En effet : 7 jours sur 7 au travail, entre le tribunal, le suivi des clients, la préparation des dossiers, les sollicitations des collaborateurs, les mails tard le soir à répondre… Le mur est déjà entamé, en vrai.
Vie de famille ? Non, ou presque :
une fille restée avec son père suite à un divorce, qu’elle voit 4 fois par an, pour des « vacances ».
(Suzanne ne prend jamais de vacances, comme on peut s’en douter).
J’ai une hypothèse, que je vais questionner.
Moi : Comment ça se passait avec ton mari, avant le divorce ?
Elle : Nous avons connu une période de difficulté financière, comme lui était salarié, la variable économique du foyer c’était moi, donc j’ai travaillé davantage pour ramener des sous à la maison et nous sortir de l’impasse.
Moi : Donc tu étais moins souvent à la maison ?
Elle : Voilà, au point que c’est lui qui s’est le plus occupé de notre fille, ce qui a été l’excuse du divorce, entre autres choses.

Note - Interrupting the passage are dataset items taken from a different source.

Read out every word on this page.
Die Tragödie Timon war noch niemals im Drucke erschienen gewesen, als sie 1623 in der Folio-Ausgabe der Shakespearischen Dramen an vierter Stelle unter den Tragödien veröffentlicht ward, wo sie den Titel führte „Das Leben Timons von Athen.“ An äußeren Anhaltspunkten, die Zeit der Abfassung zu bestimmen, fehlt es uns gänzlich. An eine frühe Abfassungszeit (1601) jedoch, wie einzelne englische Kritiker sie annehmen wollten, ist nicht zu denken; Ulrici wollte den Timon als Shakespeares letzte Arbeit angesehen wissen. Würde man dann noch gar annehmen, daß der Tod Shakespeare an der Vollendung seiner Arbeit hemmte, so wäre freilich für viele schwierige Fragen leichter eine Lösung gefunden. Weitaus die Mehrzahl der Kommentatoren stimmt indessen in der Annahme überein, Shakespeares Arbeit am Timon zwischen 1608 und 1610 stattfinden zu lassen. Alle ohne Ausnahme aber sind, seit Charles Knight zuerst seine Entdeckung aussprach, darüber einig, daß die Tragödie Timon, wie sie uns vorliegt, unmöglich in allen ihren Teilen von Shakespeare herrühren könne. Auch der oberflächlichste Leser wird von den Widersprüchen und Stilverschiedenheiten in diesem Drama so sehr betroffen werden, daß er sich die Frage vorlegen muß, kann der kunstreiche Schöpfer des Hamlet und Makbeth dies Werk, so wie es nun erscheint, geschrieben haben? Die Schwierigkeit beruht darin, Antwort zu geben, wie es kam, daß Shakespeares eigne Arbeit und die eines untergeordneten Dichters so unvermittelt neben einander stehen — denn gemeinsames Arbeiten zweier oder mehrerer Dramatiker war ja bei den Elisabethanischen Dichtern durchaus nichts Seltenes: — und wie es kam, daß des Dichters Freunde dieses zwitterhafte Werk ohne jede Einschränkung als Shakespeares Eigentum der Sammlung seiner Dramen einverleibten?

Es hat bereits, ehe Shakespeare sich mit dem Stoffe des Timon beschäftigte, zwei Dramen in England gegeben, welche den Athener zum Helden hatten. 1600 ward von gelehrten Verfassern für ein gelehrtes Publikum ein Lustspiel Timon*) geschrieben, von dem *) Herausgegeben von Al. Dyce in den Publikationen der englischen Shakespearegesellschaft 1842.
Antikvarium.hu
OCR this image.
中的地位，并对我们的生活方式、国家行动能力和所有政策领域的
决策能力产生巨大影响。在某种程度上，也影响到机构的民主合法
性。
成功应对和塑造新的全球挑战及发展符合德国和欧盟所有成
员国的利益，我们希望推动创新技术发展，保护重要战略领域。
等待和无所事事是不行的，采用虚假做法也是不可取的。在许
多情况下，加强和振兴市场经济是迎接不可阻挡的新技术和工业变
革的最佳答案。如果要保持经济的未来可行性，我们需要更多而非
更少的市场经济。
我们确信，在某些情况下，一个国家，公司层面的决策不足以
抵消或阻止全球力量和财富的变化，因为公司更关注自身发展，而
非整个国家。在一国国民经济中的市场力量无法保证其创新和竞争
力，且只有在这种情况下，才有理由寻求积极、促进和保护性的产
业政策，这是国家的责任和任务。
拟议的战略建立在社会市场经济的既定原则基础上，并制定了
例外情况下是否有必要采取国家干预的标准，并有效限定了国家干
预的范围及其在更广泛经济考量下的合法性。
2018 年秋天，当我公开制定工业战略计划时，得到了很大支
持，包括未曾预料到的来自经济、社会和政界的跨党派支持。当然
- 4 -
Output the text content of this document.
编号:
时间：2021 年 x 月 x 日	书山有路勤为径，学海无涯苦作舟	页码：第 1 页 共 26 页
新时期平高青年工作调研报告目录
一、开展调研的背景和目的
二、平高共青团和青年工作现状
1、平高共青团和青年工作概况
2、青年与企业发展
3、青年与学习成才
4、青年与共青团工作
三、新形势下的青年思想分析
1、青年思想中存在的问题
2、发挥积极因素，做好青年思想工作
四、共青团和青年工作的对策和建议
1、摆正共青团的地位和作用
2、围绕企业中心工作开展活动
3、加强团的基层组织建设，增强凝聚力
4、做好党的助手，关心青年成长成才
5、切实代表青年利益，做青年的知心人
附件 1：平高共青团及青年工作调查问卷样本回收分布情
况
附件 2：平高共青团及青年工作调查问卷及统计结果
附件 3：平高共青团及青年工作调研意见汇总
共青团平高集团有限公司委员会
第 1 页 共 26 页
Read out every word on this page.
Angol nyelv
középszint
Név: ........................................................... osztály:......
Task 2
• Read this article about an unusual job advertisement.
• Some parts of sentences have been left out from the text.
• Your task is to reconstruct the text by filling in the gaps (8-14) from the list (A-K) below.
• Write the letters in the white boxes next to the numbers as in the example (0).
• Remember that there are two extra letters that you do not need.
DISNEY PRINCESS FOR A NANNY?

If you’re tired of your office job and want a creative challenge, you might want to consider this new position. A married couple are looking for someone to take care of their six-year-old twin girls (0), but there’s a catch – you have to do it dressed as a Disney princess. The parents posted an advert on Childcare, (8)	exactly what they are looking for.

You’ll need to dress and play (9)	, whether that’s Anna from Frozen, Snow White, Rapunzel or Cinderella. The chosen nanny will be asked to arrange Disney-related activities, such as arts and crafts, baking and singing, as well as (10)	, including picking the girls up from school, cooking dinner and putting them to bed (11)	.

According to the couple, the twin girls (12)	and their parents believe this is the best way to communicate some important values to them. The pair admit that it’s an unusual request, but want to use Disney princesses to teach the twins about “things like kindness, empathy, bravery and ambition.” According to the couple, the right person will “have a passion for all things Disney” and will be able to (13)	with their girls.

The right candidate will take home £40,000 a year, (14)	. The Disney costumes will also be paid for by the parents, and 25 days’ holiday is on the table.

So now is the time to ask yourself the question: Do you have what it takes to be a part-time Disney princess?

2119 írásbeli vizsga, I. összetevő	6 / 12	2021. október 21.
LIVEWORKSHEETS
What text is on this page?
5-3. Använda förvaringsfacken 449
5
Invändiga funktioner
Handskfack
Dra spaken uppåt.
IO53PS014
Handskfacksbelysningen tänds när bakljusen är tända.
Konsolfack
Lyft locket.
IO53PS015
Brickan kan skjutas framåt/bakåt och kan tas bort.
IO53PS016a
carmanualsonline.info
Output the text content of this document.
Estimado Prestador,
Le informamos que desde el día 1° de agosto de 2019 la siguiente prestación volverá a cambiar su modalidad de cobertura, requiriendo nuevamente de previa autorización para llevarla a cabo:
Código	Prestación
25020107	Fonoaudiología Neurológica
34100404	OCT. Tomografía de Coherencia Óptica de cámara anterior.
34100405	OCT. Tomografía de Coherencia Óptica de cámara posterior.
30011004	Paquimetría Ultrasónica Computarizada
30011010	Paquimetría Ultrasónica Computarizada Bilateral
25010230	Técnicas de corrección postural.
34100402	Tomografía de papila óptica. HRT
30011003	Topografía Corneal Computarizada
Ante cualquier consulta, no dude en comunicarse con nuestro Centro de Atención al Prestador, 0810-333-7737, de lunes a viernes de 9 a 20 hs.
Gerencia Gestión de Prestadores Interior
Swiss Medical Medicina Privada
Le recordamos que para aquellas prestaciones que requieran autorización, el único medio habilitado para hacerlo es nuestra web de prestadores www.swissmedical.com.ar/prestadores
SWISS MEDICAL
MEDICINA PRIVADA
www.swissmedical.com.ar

Moi : Ce qui veut dire qu’à l’époque, tu te noyais dans le travail pour la survie de ta famille, ce qui s’est soldé par ce qu’on pourrait appeler « un échec », au sens émotionnel ; et aujourd’hui, pour quelles raisons tu continues de te noyer dans le travail ?
Elle : Je ne sais pas.
Moi : Est-ce qu’on peut imaginer que, si tu as vécu cette première expérience comme un échec, tu te sois dit qu’il valait mieux te consacrer aux autres et exclusivement aux autres, au point de t’oublier ? Vu que, quand tu travaillais « pour toi », ça n’a pas apporté le résultat que tu voulais ?
Elle : 😶
Je passe le reste de la conversation et de nos échanges.
L’hypothèse était correcte. Tout le travail qui a suivi a consisté à faire la part des choses, entre « une expérience » et « toute la vie ».
Suzanne a compris qu’elle avait le droit de dire non aux autres, de poser des limites entre sa vie et son travail.
Elle a surtout compris que ce qui avait été vécu comme un échec ne conditionnerait pas pour le reste de sa vie tout ce qu’elle pourrait entreprendre pour elle-même.
Aujourd’hui, quand elle voit sa fille, son téléphone est éteint, et elle s’organise pour avoir deux semaines de paix.
Pour construire une relation durable. Pour créer un véritable succès.